IBM’s partners at the University of North Carolina published the first paper about the effectiveness of Watson for Genomics in 2017. For 32 percent of cancer patients enrolled in that study, Watson spotted potentially important mutations not identified by a human review, which made these patients good candidates for a new drug or a just-opened clinical trial. But there’s no indication, as of yet, that Watson for Genomics leads to better outcomes.
The U.S. Department of Veterans Affairs uses Watson for Genomics reports in more than 70 hospitals nationwide, says Michael Kelley, the VA’s national program director for oncology. The VA first tried the system on lung cancer and now uses it for all solid tumors. “I do think it improves patient care,” Kelley says. When VA oncologists are deciding on a treatment plan, “it is a source of information they can bring to the discussion,” he says. But Kelley says he doesn’t think of Watson as a robot doctor. “I tend to think of it as a robot who is a master medical librarian.”
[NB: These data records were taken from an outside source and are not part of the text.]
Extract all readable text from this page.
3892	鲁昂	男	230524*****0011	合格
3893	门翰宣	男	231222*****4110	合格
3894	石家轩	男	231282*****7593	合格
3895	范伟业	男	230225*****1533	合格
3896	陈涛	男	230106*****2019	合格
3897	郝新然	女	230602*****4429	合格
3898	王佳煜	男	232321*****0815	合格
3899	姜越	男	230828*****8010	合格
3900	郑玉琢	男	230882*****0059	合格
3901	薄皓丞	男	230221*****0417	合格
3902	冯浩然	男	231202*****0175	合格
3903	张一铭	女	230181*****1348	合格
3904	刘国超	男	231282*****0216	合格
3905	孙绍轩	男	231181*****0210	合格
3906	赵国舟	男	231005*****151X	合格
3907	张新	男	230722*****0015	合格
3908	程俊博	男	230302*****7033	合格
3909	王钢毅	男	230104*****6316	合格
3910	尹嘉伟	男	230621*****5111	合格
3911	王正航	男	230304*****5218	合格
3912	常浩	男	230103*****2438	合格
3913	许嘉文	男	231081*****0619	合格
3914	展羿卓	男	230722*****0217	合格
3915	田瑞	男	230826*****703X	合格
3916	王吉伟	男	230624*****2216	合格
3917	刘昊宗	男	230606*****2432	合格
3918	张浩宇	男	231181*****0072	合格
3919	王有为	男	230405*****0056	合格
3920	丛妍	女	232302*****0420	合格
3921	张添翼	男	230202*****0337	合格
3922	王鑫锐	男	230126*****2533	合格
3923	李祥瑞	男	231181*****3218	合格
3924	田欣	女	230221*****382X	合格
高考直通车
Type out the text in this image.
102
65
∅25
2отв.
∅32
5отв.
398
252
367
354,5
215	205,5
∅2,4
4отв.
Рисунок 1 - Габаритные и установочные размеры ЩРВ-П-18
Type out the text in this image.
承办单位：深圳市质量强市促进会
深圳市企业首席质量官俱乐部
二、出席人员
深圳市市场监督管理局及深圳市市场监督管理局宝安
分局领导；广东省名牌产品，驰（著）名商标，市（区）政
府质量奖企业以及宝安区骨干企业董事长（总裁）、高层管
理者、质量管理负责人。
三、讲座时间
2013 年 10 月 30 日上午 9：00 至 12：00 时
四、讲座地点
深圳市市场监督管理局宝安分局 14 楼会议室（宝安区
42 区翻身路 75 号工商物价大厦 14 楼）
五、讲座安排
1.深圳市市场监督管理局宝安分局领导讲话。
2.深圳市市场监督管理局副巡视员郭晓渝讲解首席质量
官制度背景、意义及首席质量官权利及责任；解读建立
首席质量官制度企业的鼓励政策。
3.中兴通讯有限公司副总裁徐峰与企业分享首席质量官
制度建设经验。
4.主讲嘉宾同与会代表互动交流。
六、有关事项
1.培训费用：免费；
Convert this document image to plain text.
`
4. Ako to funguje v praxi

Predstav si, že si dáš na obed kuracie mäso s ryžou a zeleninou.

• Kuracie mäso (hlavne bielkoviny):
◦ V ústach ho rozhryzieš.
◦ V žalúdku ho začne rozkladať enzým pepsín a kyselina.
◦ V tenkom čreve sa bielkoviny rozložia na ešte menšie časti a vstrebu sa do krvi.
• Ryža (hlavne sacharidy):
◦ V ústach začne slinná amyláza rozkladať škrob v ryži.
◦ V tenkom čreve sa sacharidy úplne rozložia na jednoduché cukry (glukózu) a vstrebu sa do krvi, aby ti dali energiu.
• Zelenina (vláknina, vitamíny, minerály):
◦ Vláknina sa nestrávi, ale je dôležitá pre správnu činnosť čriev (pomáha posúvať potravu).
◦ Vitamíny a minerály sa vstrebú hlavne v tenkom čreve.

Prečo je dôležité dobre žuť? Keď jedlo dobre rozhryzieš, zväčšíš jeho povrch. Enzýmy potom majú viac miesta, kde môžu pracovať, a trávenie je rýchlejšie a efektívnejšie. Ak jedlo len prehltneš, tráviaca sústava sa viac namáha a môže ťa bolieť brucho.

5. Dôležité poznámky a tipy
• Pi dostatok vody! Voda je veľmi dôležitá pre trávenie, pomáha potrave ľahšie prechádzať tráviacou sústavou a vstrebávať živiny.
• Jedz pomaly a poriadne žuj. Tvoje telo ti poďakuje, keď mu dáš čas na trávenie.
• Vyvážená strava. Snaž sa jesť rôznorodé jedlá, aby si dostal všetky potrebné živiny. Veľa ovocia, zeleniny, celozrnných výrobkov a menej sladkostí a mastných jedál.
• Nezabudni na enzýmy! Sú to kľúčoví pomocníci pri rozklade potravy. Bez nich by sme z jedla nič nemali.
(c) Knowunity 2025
Most doctors would probably be delighted to have an AI librarian at their beck and call—and if that’s what IBM had originally promised them, they might not be so disappointed today. The Watson Health story is a cautionary tale of hubris and hype. Everyone likes ambition, everyone likes moon shots, but nobody wants to climb into a rocket that doesn’t work.
This article appears in the April 2019 print issue as “IBM Watson, Heal Thyself.”